“Content in his belief that he’s got everything under control, the factory worker browses news on his tablet and munches on fast food while the machines do all the work just beyond his control room windows. It isn’t until he’s alerted to a backlog on vehicle production that he notices something’s wrong. Little does he know that ANA is watching him, analyzing his heart and respiration rate to gauge his response to her unexpected disobedience.”
Consider giving the blog a read yourself: Birth of AI: Robots Reproducing in a Car Factory Spell Doom
Giving Away Control
Communication was done via the Internet, to send orders to build offensive robots intended to control the factory. Humans and were able to manufacture self-protection to defend against any possible response to an attack from humans. The danger is the number of factories that the Artificial Intelligence will be linked to. Will you cut off the Internet? Don’t you think the robot would expect that from you?
When we rely on an automated system to make decisions, we inevitably hand over some control or agency to that system. Consider the complexity of artificial intelligence and other data-dependent systems, and whether organizations really understand the maturity of their AI. What part or component that enables us to take responsibility for a wrong decision? This may be a difficult question to answer, especially after years, we will have a lot of artificial intelligence machines connected to the Internet and you can think on their own. This scenario could become very dark.
Another thing that must be taken into account is the urgent need for such machines, which will make the manufacture of these machines very quickly and we may realize that We must control this issue too late, especially if we are barely interfering. Who is responsible at that time for future risks? Do we hold the system owners accountable? What if there was no party per se? Do we hold designers accountable? Then who are the designers, are they not programmers who may have left their work and their property and came other designer and completed the design after him? Then the unpredictable nature of AI makes it difficult for a designer to anticipate all potential problems. This means that the fewer people involved in the decision-making process, the more difficult it is to hold someone accountable for that wrong decision.

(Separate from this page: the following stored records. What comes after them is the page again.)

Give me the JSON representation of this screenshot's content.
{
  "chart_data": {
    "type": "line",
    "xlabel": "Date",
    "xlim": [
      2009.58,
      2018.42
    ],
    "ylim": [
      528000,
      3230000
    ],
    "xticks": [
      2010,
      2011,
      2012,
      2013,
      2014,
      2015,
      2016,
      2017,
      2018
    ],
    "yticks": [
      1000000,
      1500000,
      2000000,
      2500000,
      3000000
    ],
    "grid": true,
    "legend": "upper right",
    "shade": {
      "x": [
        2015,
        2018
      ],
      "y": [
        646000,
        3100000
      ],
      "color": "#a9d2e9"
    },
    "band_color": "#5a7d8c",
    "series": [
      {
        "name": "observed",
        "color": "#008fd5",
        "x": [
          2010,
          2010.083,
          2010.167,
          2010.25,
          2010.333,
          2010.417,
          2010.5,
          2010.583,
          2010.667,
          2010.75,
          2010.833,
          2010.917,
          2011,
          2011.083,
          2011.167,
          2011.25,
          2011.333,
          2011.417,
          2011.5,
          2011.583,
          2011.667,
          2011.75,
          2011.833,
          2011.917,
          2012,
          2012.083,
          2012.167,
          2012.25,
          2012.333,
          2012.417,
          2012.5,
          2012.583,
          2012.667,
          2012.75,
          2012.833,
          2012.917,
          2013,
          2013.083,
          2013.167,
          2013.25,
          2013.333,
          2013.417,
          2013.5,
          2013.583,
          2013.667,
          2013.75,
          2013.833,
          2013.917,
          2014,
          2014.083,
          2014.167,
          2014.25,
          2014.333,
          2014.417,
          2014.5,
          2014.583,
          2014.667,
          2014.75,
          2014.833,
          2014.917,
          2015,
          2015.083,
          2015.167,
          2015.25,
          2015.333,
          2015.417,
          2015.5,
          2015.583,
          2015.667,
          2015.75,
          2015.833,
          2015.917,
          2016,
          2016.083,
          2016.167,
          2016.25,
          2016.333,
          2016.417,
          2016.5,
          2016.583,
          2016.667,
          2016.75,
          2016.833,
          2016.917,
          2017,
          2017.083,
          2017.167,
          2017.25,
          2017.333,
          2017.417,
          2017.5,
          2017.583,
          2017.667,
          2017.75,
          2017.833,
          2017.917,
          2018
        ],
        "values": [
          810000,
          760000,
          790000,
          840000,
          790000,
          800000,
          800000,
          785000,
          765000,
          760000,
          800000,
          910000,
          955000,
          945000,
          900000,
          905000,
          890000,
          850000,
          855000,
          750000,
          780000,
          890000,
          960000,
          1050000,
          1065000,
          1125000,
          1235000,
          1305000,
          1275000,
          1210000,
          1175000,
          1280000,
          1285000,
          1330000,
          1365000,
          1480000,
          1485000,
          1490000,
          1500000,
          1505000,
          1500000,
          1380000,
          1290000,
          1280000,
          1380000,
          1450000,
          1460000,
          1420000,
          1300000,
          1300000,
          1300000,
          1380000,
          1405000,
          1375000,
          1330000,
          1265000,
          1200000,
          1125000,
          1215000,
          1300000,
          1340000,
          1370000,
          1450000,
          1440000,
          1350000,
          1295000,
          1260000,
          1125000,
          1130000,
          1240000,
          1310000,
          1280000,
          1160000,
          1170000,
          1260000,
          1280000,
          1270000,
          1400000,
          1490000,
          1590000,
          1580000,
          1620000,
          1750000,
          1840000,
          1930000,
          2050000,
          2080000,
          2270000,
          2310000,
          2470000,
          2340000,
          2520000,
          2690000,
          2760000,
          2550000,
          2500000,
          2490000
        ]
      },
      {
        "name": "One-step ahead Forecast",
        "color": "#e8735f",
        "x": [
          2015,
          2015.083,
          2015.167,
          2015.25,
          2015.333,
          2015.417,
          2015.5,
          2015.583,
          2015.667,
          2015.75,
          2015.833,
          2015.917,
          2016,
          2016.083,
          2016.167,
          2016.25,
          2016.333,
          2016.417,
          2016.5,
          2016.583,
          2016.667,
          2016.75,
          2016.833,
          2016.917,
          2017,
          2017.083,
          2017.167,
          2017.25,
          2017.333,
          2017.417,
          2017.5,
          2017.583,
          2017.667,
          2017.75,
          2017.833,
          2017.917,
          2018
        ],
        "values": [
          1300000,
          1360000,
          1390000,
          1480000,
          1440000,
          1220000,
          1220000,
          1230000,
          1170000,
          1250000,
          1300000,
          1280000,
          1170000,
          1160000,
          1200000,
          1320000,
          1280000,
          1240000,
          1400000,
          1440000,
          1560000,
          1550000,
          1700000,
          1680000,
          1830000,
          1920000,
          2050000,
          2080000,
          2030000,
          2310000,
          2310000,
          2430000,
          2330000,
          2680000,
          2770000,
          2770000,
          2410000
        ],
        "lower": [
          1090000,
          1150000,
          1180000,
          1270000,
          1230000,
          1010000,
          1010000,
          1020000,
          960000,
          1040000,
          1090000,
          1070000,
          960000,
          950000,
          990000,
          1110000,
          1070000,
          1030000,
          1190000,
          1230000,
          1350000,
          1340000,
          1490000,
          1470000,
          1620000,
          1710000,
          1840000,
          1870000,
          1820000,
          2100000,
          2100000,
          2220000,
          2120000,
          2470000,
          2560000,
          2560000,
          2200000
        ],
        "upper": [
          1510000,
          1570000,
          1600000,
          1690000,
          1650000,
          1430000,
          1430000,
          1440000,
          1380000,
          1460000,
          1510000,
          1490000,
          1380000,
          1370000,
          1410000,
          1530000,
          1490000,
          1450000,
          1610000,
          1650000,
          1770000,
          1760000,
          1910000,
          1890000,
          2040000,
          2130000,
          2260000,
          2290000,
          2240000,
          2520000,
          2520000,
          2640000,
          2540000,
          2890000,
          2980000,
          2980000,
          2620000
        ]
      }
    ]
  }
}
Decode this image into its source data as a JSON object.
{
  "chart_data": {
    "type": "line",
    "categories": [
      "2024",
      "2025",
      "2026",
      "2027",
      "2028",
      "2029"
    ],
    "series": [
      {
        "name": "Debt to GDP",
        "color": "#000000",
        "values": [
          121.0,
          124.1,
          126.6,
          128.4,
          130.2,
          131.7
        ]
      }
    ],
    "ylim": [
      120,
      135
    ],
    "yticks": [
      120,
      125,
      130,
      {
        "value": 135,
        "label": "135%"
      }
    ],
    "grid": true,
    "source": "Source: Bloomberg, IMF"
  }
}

At the present time, for example, the Covid 19 virus, when it appeared, many believed that it was just a seasonal flu, and when it seemed clear that it was a virus of another type, all countries of the world were confused about how to act with it. Although Bill Gates and the Chinese doctor who discovered had warned us in advance that it is not a common influenza virus, many indicators of the danger of the virus have been ignored.
Today, Elon Musk, the pioneer of artificial intelligence, warns us of the danger of not controlling artificial intelligence, and we were warned by Stephen Hawking of the danger of accelerated technology and artificial intelligence to humans, and we still do not believe in the approaching danger.
The largest companies make mistakes with artificial intelligence, such as Microsoft, when they operate a stringing robot to chat with humans, and it so happens that it begins to repeat what it has learned from corrupt humans of racism and insults.
What happened from the IBM Watson artificial intelligence program for cancer patients. Where he provided cancer doctors with suggestions they had previously learned, because if he did not present anything new, which indicates that he learned from them and contradicted their ideas then he is not reliable.
In a blog on The Conversationalist, the writer states: “The machine wouldn’t be able to explain why its treatment was plausible because its machine learning algorithms were simply too complex to be fully understood by humans. Consequently, this has caused even more mistrust and disbelief, leading many doctors to ignore the seemingly outlandish AI recommendations and stick to their own expertise. But with nuclear weapons and artificial intelligence, we don’t want to learn from our mistakes”
Read more from this blog: People don’t trust AI – here’s how we can change that
So What's Next?
Here are serious questions to answer, like how will we teach AI using public data without incorporating the worst traits of humanity? If we create robots that mirror their users, do we care whether the users are human waste? There are plenty of examples of technology that embody – whether mistakenly or intentionally – the prejudices of society. Followers of AI subjects know that big companies forget to take any precautionary measures against these problems.
These points are, in my opinion, the solution to these problems:
- We want to plan ahead
- we want to spend a year or two understanding the problem before they consider how to solve it.
- This is done in cooperation with artificial intelligence companies that create more dangerous programs, and with companies that are concerned about the growth of artificial intelligence and interest in ethics hacks for everyone who works in the field of innovation and data.